Oh, The Testing. You had so much potential.
The Seven Stages War left much of the planet a charred wasteland. The future belongs to the next generation’s chosen few who must rebuild it. But to enter this elite group, candidates must first pass The Testing—their one chance at a college education and a rewarding career.
Cia Vale is honored to be chosen as a Testing candidate; eager to prove her worthiness as a University student and future leader of the United Commonwealth. But on the eve of her departure, her father’s advice hints at a darker side to her upcoming studies–trust no one.
But surely she can trust Tomas, her handsome childhood friend who offers an alliance? Tomas, who seems to care more about her with the passing of every grueling (and deadly) day of the Testing. To survive, Cia must choose: love without truth or life without trust.
Early in the book, I felt fairly engaged in the story. Cia was nervous about her graduation day and was expressing the emotions and events of the day. I think, in hindsight, I might have noticed some of the strangely simplistic writing style, but was not too bothered by it. I think writing in such a way can sometimes help convey a certain tone.

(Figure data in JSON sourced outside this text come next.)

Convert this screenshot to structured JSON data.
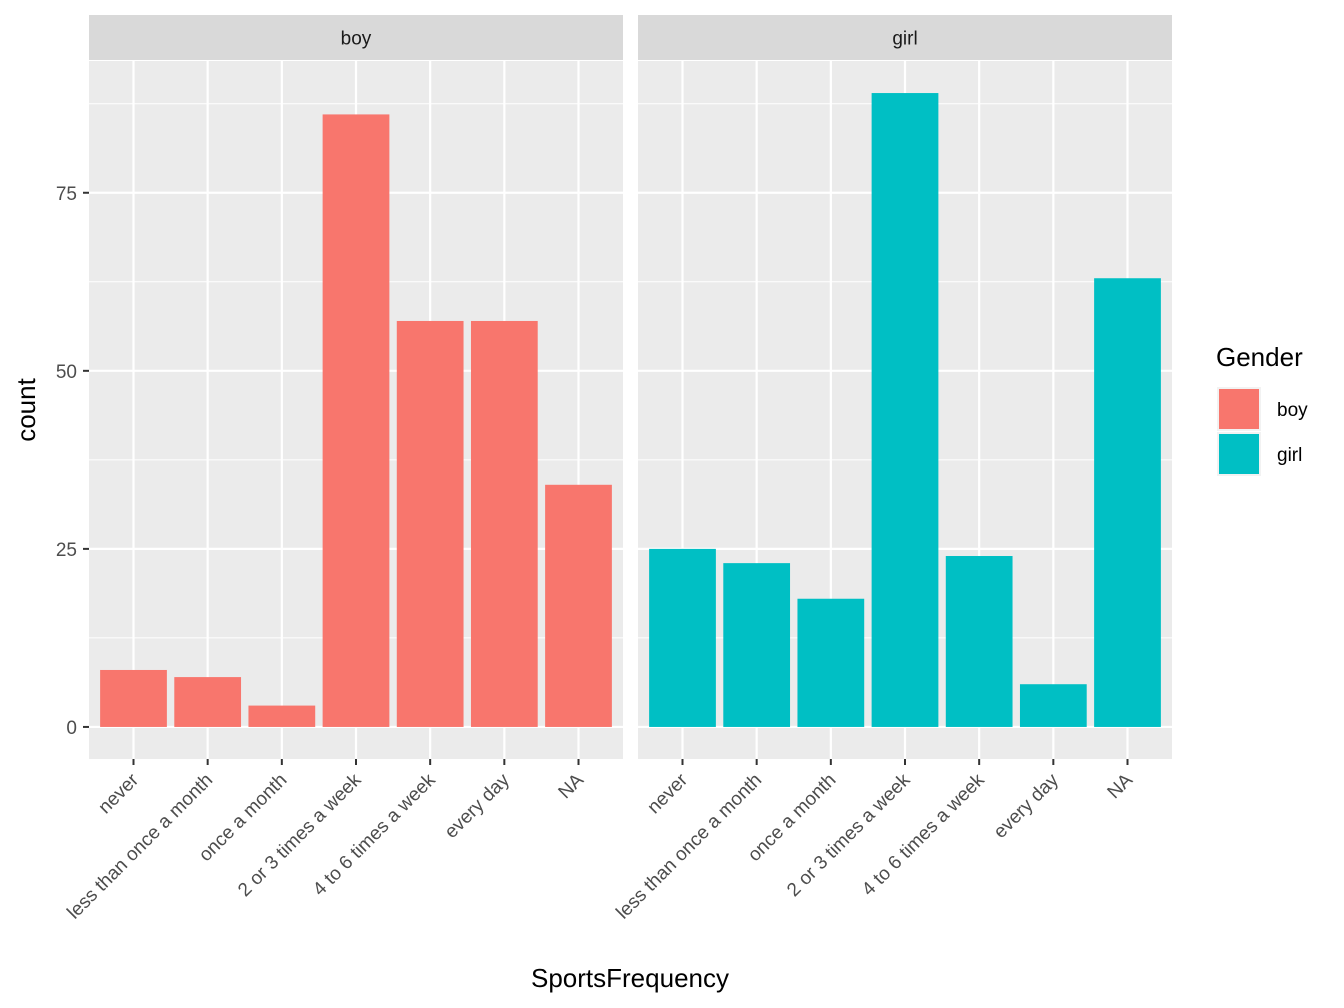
{
  "chart_data": {
    "type": "bar",
    "xlabel": "SportsFrequency",
    "ylabel": "count",
    "categories": [
      "never",
      "less than once a month",
      "once a month",
      "2 or 3 times a week",
      "4 to 6 times a week",
      "every day",
      "NA"
    ],
    "ylim": [
      -4.5,
      93.5
    ],
    "yticks": [
      0,
      25,
      50,
      75
    ],
    "grid": true,
    "legend": {
      "title": "Gender",
      "position": "right",
      "entries": [
        {
          "label": "boy",
          "color": "#F8766D"
        },
        {
          "label": "girl",
          "color": "#00BFC4"
        }
      ]
    },
    "facets": [
      {
        "label": "boy",
        "color": "#F8766D",
        "values": [
          8,
          7,
          3,
          86,
          57,
          57,
          34
        ]
      },
      {
        "label": "girl",
        "color": "#00BFC4",
        "values": [
          25,
          23,
          18,
          89,
          24,
          6,
          63
        ]
      }
    ]
  }
}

But seriously, you can’t carry an entire young adult book in such a fashion. And what’s especially bad is when the writing style makes one feel so far removed of the story that is being told in first person and present tense. Here’s an example from chapter 6:
We sing favorite songs. Tomas and I perform a duet that we learned in school. The words speak of the hope of springtime and the world being born anew. Our two voices entwine and echo in the hall. The officials cleaning up after the meal stop and listen to us. When we go back to our rooms we all walk lighter. The lightness stays with me even as Ryme expresses relief that tomorrow’s exam will send people packing. And when I sleep with my bag tucked tight to my chest I spend the night free of dreams.

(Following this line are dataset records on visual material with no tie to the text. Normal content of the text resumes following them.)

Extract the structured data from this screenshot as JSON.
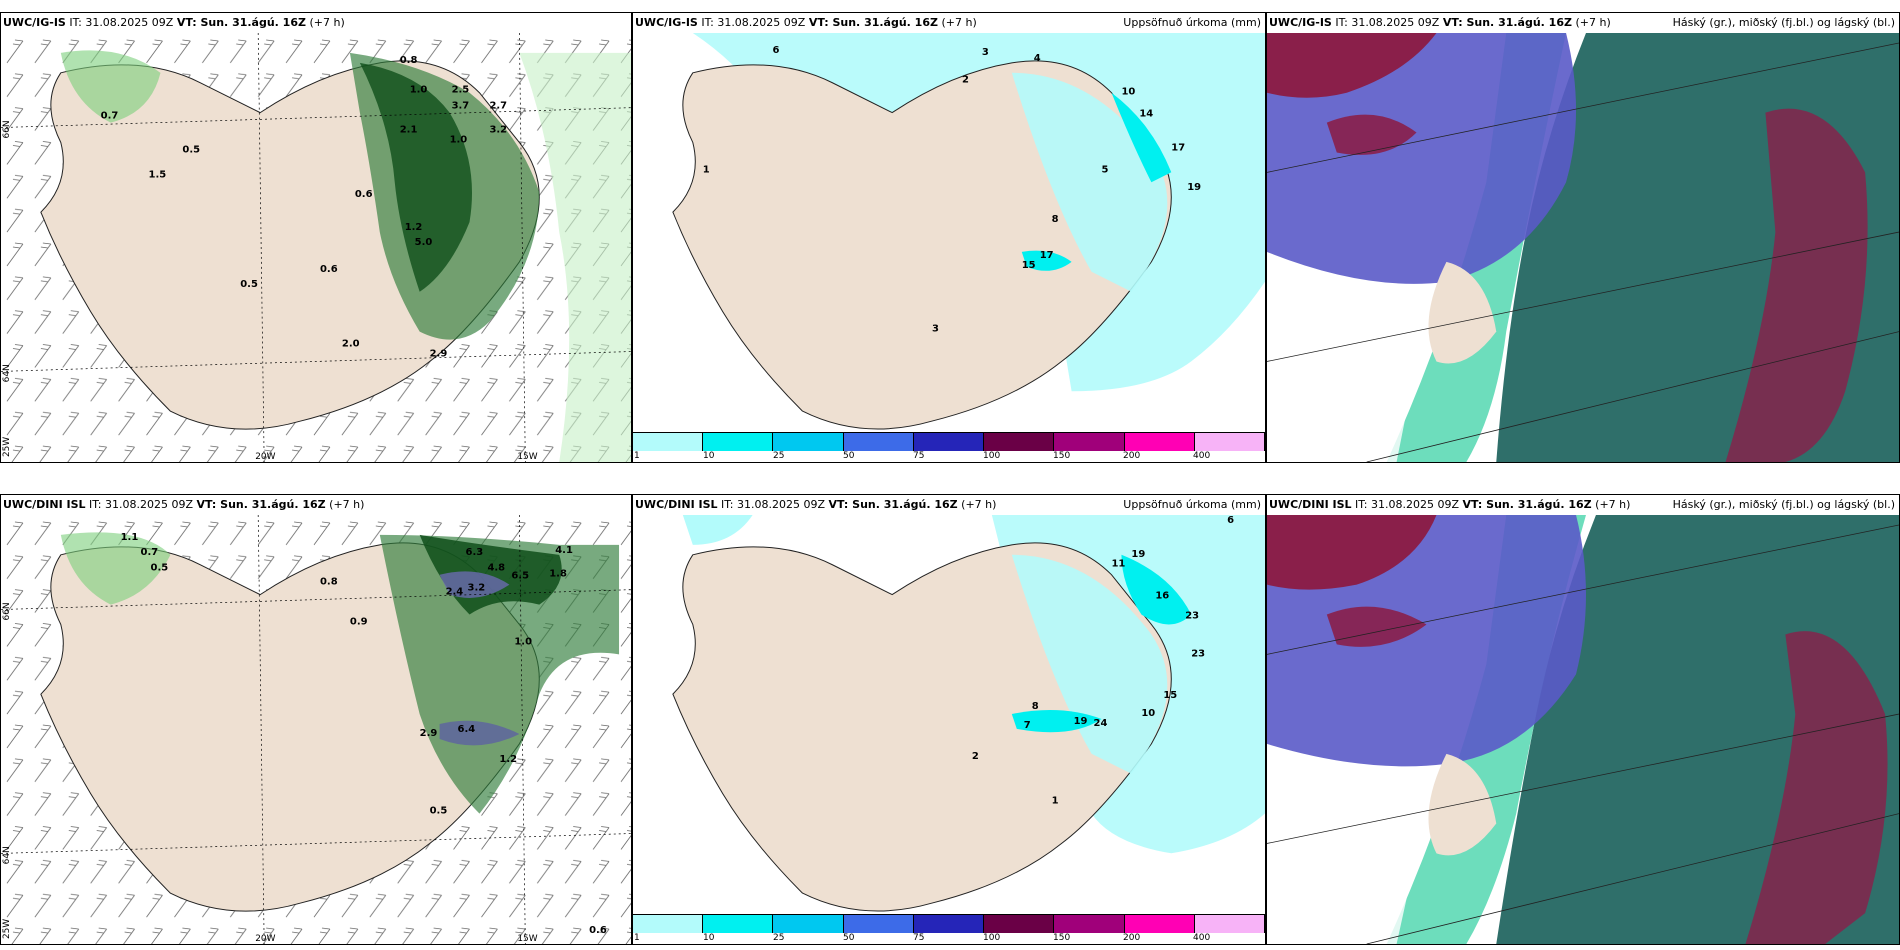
{
  "panels": [
    {
      "header_model": "UWC/IG-IS",
      "header_it": "IT: 31.08.2025 09Z",
      "header_vt": "VT: Sun. 31.ágú. 16Z",
      "header_lead": "(+7 h)",
      "right_title": ""
    },
    {
      "header_model": "UWC/IG-IS",
      "header_it": "IT: 31.08.2025 09Z",
      "header_vt": "VT: Sun. 31.ágú. 16Z",
      "header_lead": "(+7 h)",
      "right_title": "Uppsöfnuð úrkoma (mm)"
    },
    {
      "header_model": "UWC/IG-IS",
      "header_it": "IT: 31.08.2025 09Z",
      "header_vt": "VT: Sun. 31.ágú. 16Z",
      "header_lead": "(+7 h)",
      "right_title": "Háský (gr.), miðský (fj.bl.) og lágský (bl.)"
    },
    {
      "header_model": "UWC/DINI ISL",
      "header_it": "IT: 31.08.2025 09Z",
      "header_vt": "VT: Sun. 31.ágú. 16Z",
      "header_lead": "(+7 h)",
      "right_title": ""
    },
    {
      "header_model": "UWC/DINI ISL",
      "header_it": "IT: 31.08.2025 09Z",
      "header_vt": "VT: Sun. 31.ágú. 16Z",
      "header_lead": "(+7 h)",
      "right_title": "Uppsöfnuð úrkoma (mm)"
    },
    {
      "header_model": "UWC/DINI ISL",
      "header_it": "IT: 31.08.2025 09Z",
      "header_vt": "VT: Sun. 31.ágú. 16Z",
      "header_lead": "(+7 h)",
      "right_title": "Háský (gr.), miðský (fj.bl.) og lágský (bl.)"
    }
  ],
  "axes": {
    "lon_20w": "20W",
    "lon_15w": "15W",
    "lon_25w": "25W",
    "lat_66n": "66N",
    "lat_64n": "64N"
  },
  "precip_colorbar": {
    "labels": [
      "1",
      "10",
      "25",
      "50",
      "75",
      "100",
      "150",
      "200",
      "400"
    ],
    "colors": [
      "#b3fbfb",
      "#00f0f0",
      "#00c8f0",
      "#3d6be8",
      "#2525b8",
      "#6a0046",
      "#a0007a",
      "#ff00b4",
      "#f7b3f7"
    ]
  },
  "wind_values_top": [
    "0.8",
    "1.0",
    "2.5",
    "3.7",
    "2.7",
    "3.2",
    "1.0",
    "2.1",
    "0.5",
    "0.7",
    "1.5",
    "0.6",
    "5.0",
    "1.2",
    "0.5",
    "0.6",
    "2.0",
    "2.9"
  ],
  "wind_values_bottom": [
    "1.1",
    "0.7",
    "0.5",
    "6.3",
    "4.8",
    "6.5",
    "4.1",
    "1.8",
    "3.2",
    "2.4",
    "0.9",
    "0.8",
    "1.0",
    "2.9",
    "6.4",
    "1.2",
    "0.5",
    "0.6"
  ],
  "precip_values_top": [
    "6",
    "3",
    "4",
    "2",
    "1",
    "10",
    "14",
    "17",
    "19",
    "5",
    "8",
    "15",
    "17",
    "3"
  ],
  "precip_values_bottom": [
    "19",
    "11",
    "16",
    "23",
    "23",
    "15",
    "8",
    "19",
    "24",
    "7",
    "10",
    "6",
    "2",
    "1"
  ]
}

A summary of events like this is fine from time to time. But it keeps happening. From chapter 7:
Tomas is more than willing to leave his bench and take a look. Zandri and Malachi laugh at us as we poke around the pump, but after a while they fall into quiet conversation, leaving Tomas and me to our own devices.

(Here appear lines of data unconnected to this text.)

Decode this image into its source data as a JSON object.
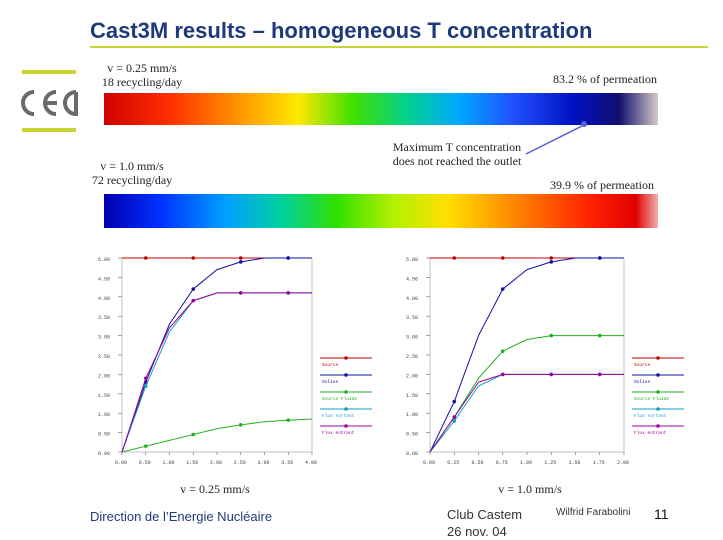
{
  "slide": {
    "title": "Cast3M results – homogeneous T concentration",
    "footer_left": "Direction de l’Energie Nucléaire",
    "footer_center_line1": "Club Castem",
    "footer_center_line2": "26 nov. 04",
    "author": "Wilfrid Farabolini",
    "page_number": "11",
    "logo_text": "cea"
  },
  "annotations": {
    "top_left_line1": "v = 0.25 mm/s",
    "top_left_line2": "18 recycling/day",
    "top_right": "83.2 % of permeation",
    "middle_left_line1": "v = 1.0 mm/s",
    "middle_left_line2": "72 recycling/day",
    "middle_center_line1": "Maximum T concentration",
    "middle_center_line2": "does not reached the outlet",
    "middle_right": "39.9 % of permeation",
    "chart_left_caption": "v = 0.25 mm/s",
    "chart_right_caption": "v = 1.0 mm/s"
  },
  "chart_data": [
    {
      "type": "line",
      "title": "",
      "xlabel": "",
      "ylabel": "",
      "xlim": [
        0,
        4.0
      ],
      "ylim": [
        0,
        5.0
      ],
      "x_ticks": [
        "0.00",
        "0.50",
        "1.00",
        "1.50",
        "2.00",
        "2.50",
        "3.00",
        "3.50",
        "4.00"
      ],
      "y_ticks": [
        "0.00",
        "0.50",
        "1.00",
        "1.50",
        "2.00",
        "2.50",
        "3.00",
        "3.50",
        "4.00",
        "4.50",
        "5.00"
      ],
      "series": [
        {
          "name": "Source",
          "color": "#c00000",
          "x": [
            0,
            0.5,
            1,
            1.5,
            2,
            2.5,
            3,
            3.5,
            4
          ],
          "values": [
            5.0,
            5.0,
            5.0,
            5.0,
            5.0,
            5.0,
            5.0,
            5.0,
            5.0
          ]
        },
        {
          "name": "Solise",
          "color": "#1010a0",
          "x": [
            0,
            0.5,
            1,
            1.5,
            2,
            2.5,
            3,
            3.5,
            4
          ],
          "values": [
            0,
            1.8,
            3.3,
            4.2,
            4.7,
            4.9,
            5.0,
            5.0,
            5.0
          ]
        },
        {
          "name": "Source Fluide",
          "color": "#20b020",
          "x": [
            0,
            0.5,
            1,
            1.5,
            2,
            2.5,
            3,
            3.5,
            4
          ],
          "values": [
            0,
            0.15,
            0.3,
            0.45,
            0.6,
            0.7,
            0.78,
            0.82,
            0.85
          ]
        },
        {
          "name": "Flux sortant",
          "color": "#10a0c0",
          "x": [
            0,
            0.5,
            1,
            1.5,
            2,
            2.5,
            3,
            3.5,
            4
          ],
          "values": [
            0,
            1.7,
            3.1,
            3.9,
            4.1,
            4.1,
            4.1,
            4.1,
            4.1
          ]
        },
        {
          "name": "Flux entrant",
          "color": "#a000a0",
          "x": [
            0,
            0.5,
            1,
            1.5,
            2,
            2.5,
            3,
            3.5,
            4
          ],
          "values": [
            0,
            1.9,
            3.2,
            3.9,
            4.1,
            4.1,
            4.1,
            4.1,
            4.1
          ]
        }
      ]
    },
    {
      "type": "line",
      "title": "",
      "xlabel": "",
      "ylabel": "",
      "xlim": [
        0,
        2.0
      ],
      "ylim": [
        0,
        5.0
      ],
      "x_ticks": [
        "0.00",
        "0.25",
        "0.50",
        "0.75",
        "1.00",
        "1.25",
        "1.50",
        "1.75",
        "2.00"
      ],
      "y_ticks": [
        "0.00",
        "0.50",
        "1.00",
        "1.50",
        "2.00",
        "2.50",
        "3.00",
        "3.50",
        "4.00",
        "4.50",
        "5.00"
      ],
      "series": [
        {
          "name": "Source",
          "color": "#c00000",
          "x": [
            0,
            0.25,
            0.5,
            0.75,
            1,
            1.25,
            1.5,
            1.75,
            2
          ],
          "values": [
            5.0,
            5.0,
            5.0,
            5.0,
            5.0,
            5.0,
            5.0,
            5.0,
            5.0
          ]
        },
        {
          "name": "Solise",
          "color": "#1010a0",
          "x": [
            0,
            0.25,
            0.5,
            0.75,
            1,
            1.25,
            1.5,
            1.75,
            2
          ],
          "values": [
            0,
            1.3,
            3.0,
            4.2,
            4.7,
            4.9,
            5.0,
            5.0,
            5.0
          ]
        },
        {
          "name": "Source Fluide",
          "color": "#20b020",
          "x": [
            0,
            0.25,
            0.5,
            0.75,
            1,
            1.25,
            1.5,
            1.75,
            2
          ],
          "values": [
            0,
            0.9,
            1.9,
            2.6,
            2.9,
            3.0,
            3.0,
            3.0,
            3.0
          ]
        },
        {
          "name": "Flux sortant",
          "color": "#10a0c0",
          "x": [
            0,
            0.25,
            0.5,
            0.75,
            1,
            1.25,
            1.5,
            1.75,
            2
          ],
          "values": [
            0,
            0.8,
            1.7,
            2.0,
            2.0,
            2.0,
            2.0,
            2.0,
            2.0
          ]
        },
        {
          "name": "Flux entrant",
          "color": "#a000a0",
          "x": [
            0,
            0.25,
            0.5,
            0.75,
            1,
            1.25,
            1.5,
            1.75,
            2
          ],
          "values": [
            0,
            0.9,
            1.8,
            2.0,
            2.0,
            2.0,
            2.0,
            2.0,
            2.0
          ]
        }
      ]
    }
  ]
}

Tomas thinks the problem might be the impeller. I guess the motor. We decide to remove the pump to find out who’s right. Tomas uses my knife to unscrew the pump from its base, and we head to the shore. A few minutes laterm we have the cover off and I give a shout of victory. The impeller is perfect. The motor has a loose connection. I tinker with it for a while and think I have the problem licked. Tomas puts the cover back on and installs the pump back in the pond. Minutes later, water shoots into the air, soaking us both.
We lie on the grass, letting the sun dry on our clothes, and I try to hang on the happiness I feel whenever I make something work.
Simple sentence structure. Summary of events. The lack of dialogue. It feels awfully distant. And boring. Perhaps it is all a matter of style. It just strikes me as odd, however, that the beginning of the story feels so distant, when towards the end, it finally starts to feel a little closer to the action and I start to actually feel some of Cia’s emotions.
I think Nikki of There Were Books Involved explained the tone for most of the book very well in her DNF Q&A of the book: “For some reason I found myself totally distanced from the story and feeling like there was very little emotion to it; Cia may have said she was feeling nervous/scared/relieved, but I never felt those emotions reflected in her actions or narration. And despite the book being in the present tense, I didn’t feel like Cia was telling us about these events and her feelings as she experienced them – her clinical tone felt oddly distanced from the present tense narrative. It ended up coming across as emotionless, to me. I also found Cia’s tendency to describe conversations (rather than actually include dialog) a little odd.”
I kept reading, however, because I bought the book, and also because I really wanted to believe that it got better. Unfortunately, it got worse before it got better, but it did get better eventually.
One of the tests involves the testers being dumped off 700 miles from Tosu City (the Capitol city, where they are doing the testing) and they have to find their way back. They are not told to kill other contestants, but they have the option of taking weapons and they have the option to kill if they wish. This felt ripped off from The Hunger Games as it really didn’t make sense in the context of the book. Unlike The Hunger Games, however, most of this portion of the book was pretty boring.
Towards the end of this test I was finally interested in what would happen. After the testing is over it’s a little hit or miss, but the ending did actually left me thinking about maybe reading the next book, after being convinced for the vast majority of it that I would not be doing so.
As far as characters go, I liked Cia well enough. She’s no Katniss, but I didn’t find her unlikable. I didn’t love her love interest Tomas, however. He seemed bland on the surface, and then I hate that as she is telling herself she is not sure she can trust him, she’s still like, “Oh well, I’ll kiss him!” Meh.
I give the vast majority of the book a 2, but towards the end it creeps up to more of a 3. So ultimately, it seems fair to settle at 2.5 stars.
Thanks to Alice in Readerland‘s recent review with sleepy kitty GIFs, I was inspired to add my own to this review. 🙂
Some mild language, no sexual content (other than a steamy kiss and a mentioned desire for “more), some violence.